La Naturaleza, que queremos ahora respetar, en realidad es la cronología portentosa de un progreso en que el pez es antes que el reptil y el reptil antes que las aves, en que el mamífero ocupa el espacio de un desastre y, en la lección provisionalmente última, el ser humano se adueña peligrosamente del planeta. Y lo cierto es que todo el aprendizaje de aquélla está ordenadamente impreso en cada criatura y en la naturaleza, ahora con minúsculas, de cada una de ellas; la supervivencia exige que así sea. Nuestro encéfalo, sin ir más lejos, tiene un cerebro reptiliano en su fondo más interno y el neocórtex, arriba, en la superficie de aquél.

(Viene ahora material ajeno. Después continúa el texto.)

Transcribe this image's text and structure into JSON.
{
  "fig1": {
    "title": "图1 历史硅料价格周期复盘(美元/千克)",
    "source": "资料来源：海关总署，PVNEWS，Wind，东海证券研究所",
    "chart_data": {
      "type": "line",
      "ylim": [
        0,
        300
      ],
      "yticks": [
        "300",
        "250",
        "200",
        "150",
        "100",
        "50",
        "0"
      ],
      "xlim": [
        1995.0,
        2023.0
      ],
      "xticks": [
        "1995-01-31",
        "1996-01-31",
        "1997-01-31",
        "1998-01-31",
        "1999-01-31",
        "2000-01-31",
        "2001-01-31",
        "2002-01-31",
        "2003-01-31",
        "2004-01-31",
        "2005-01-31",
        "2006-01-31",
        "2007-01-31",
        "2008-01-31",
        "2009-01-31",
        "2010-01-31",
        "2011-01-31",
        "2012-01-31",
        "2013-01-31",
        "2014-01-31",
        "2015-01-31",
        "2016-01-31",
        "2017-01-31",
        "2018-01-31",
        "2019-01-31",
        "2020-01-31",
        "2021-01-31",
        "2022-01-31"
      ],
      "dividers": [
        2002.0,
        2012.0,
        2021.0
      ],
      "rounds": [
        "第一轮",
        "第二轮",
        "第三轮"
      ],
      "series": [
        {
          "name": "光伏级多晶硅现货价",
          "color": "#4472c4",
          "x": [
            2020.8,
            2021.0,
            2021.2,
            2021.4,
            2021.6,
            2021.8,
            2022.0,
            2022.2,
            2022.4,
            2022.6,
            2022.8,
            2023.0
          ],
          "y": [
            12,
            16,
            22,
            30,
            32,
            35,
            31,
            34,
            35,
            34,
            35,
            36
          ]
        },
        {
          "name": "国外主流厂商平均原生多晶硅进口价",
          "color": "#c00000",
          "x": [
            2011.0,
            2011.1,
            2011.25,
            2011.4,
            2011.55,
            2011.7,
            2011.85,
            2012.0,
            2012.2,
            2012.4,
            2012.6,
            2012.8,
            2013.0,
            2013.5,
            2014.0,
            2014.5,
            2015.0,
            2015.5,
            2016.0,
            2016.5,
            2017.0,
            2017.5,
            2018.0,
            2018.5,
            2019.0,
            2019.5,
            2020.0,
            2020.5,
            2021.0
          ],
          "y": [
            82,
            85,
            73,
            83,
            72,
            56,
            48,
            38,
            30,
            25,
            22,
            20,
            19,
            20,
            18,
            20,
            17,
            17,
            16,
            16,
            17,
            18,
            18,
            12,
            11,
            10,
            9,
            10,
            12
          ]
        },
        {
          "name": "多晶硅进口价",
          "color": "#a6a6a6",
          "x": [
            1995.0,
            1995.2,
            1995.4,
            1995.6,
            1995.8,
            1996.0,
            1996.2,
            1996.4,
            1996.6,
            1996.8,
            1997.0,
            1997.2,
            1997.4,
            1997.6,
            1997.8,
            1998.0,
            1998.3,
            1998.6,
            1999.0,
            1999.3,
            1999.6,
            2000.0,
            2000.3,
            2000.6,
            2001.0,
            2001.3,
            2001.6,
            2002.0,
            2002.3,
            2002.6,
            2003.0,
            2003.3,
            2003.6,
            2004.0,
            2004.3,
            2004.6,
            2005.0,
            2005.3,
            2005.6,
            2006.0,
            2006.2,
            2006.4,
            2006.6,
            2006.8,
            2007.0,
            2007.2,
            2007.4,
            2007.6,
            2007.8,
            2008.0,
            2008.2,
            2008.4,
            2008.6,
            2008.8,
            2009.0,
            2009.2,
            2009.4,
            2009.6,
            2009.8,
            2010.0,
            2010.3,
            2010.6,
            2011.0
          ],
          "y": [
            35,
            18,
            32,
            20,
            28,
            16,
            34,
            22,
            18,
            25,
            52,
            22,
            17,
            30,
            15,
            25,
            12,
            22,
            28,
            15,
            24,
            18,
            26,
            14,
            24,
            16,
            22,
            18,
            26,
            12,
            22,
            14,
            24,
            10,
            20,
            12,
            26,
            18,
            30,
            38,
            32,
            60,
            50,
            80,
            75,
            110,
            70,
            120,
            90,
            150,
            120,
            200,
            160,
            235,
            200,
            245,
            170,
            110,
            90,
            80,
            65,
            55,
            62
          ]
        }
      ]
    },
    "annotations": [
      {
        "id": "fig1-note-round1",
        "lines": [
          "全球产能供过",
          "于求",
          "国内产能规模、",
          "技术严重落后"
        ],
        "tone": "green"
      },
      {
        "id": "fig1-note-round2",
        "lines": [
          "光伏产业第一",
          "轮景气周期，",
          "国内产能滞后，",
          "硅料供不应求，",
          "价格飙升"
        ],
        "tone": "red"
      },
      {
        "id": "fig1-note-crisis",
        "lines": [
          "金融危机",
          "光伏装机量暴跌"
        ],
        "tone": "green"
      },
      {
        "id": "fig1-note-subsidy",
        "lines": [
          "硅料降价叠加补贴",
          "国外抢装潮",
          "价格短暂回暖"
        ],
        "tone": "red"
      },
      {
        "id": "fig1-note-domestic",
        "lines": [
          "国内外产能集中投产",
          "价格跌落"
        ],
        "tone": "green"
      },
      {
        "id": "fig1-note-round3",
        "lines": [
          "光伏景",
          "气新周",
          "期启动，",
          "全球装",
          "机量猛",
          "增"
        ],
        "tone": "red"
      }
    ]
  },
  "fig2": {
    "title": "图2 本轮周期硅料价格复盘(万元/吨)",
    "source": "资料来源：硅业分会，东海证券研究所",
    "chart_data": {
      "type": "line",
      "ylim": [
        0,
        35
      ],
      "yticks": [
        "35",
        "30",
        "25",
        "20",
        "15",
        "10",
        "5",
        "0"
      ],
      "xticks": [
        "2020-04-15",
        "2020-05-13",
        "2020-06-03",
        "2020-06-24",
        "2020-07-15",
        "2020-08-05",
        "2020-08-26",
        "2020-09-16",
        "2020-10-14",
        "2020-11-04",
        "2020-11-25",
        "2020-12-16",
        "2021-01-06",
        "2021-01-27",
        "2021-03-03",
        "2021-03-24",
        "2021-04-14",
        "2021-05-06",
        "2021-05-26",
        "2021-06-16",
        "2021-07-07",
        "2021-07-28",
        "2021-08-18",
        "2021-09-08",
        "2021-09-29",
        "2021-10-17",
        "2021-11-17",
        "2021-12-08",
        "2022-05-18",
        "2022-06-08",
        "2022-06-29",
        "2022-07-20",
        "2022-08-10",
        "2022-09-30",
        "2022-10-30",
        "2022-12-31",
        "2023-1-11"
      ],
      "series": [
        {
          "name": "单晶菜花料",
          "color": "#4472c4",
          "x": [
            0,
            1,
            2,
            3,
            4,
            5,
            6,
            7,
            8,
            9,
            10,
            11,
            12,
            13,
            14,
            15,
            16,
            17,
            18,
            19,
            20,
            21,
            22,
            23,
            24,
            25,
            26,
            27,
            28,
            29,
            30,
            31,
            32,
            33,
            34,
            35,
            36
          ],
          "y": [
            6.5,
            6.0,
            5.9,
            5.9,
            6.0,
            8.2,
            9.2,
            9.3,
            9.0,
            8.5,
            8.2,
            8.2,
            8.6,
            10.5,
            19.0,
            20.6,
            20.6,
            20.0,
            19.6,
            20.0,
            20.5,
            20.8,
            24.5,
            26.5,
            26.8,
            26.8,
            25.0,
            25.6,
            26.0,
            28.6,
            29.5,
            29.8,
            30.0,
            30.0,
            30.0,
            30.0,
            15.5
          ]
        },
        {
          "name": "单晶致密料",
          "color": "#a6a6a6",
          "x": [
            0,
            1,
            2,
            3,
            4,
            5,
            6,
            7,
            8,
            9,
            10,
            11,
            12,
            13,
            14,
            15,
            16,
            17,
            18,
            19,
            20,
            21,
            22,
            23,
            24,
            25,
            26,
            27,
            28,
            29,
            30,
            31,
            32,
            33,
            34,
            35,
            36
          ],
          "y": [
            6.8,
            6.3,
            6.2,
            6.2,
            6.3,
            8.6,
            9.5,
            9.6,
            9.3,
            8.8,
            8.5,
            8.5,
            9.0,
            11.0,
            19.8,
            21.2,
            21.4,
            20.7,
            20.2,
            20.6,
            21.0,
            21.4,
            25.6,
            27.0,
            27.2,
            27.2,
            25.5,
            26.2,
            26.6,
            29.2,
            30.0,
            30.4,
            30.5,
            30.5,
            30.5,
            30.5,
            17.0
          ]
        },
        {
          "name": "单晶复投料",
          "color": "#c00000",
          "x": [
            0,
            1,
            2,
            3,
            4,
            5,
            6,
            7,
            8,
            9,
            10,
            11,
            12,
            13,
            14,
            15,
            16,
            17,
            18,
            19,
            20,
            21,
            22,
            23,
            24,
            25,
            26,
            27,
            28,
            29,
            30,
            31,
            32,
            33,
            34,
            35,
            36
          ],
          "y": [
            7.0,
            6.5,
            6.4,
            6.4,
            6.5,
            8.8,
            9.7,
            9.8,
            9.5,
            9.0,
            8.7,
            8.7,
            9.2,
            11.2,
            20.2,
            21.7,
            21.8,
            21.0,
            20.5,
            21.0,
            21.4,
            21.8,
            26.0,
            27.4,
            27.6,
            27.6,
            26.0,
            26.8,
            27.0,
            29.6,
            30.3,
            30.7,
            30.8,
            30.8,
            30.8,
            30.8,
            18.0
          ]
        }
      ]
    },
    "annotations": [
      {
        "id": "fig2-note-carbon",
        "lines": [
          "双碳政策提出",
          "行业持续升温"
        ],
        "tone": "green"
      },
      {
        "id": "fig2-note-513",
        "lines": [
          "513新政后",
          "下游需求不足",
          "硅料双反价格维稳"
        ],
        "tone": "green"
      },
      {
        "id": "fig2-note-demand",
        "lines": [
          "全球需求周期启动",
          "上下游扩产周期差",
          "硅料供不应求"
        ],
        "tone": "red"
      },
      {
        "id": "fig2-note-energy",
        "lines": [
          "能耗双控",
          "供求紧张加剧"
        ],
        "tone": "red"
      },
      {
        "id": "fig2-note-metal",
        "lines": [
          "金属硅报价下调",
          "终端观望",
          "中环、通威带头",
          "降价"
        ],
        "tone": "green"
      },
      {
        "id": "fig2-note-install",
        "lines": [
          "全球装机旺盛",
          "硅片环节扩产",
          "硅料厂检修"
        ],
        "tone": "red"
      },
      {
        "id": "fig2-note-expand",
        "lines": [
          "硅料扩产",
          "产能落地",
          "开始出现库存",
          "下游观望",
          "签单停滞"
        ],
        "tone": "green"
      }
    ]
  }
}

Afirmaba Ortega que el hombre no tiene naturaleza, sino historia. No quería decir con ello que nosotros careciéramos de ese compendio de aprendizajes que llevan en su ser todas las criaturas, sino que si sólo dispusiéramos de aquél, seríamos como ellas: animales o vegetales. Nuestra realidad exige nuestra construcción, nuestra historia, que es el desarrollo de la libertad; y la construcción de nuestras construcciones configura la Historia, ahora con mayúscula, que es la realización temporal de nuestra especie. Y aquí es donde debo recalcar lo que decía al principio: la rara preocupación por conservar algo de lo que no se quiere aprender. Si la Naturaleza, que admiramos y decimos amar, es en realidad la cronología del progreso de todas sus criaturas cuyo temporal orden lleva cada una en su propia esencia, ¿como puede la estupidez de un ministerio coyuntural convertir el estudio de la Historia, que es la cronología de nuestra realidad humana, en un desordenado popurri de bloques con un olor a sacristía laica que echa para atrás?
Con tales mimbres hay un riesgo previsible, para desolación de Ortega, de que el hombre se quede sin naturaleza y sin historia; de que se convierta en una especie de amorfia vertical carente de pasado, náufrago del presente y despojo en el futuro.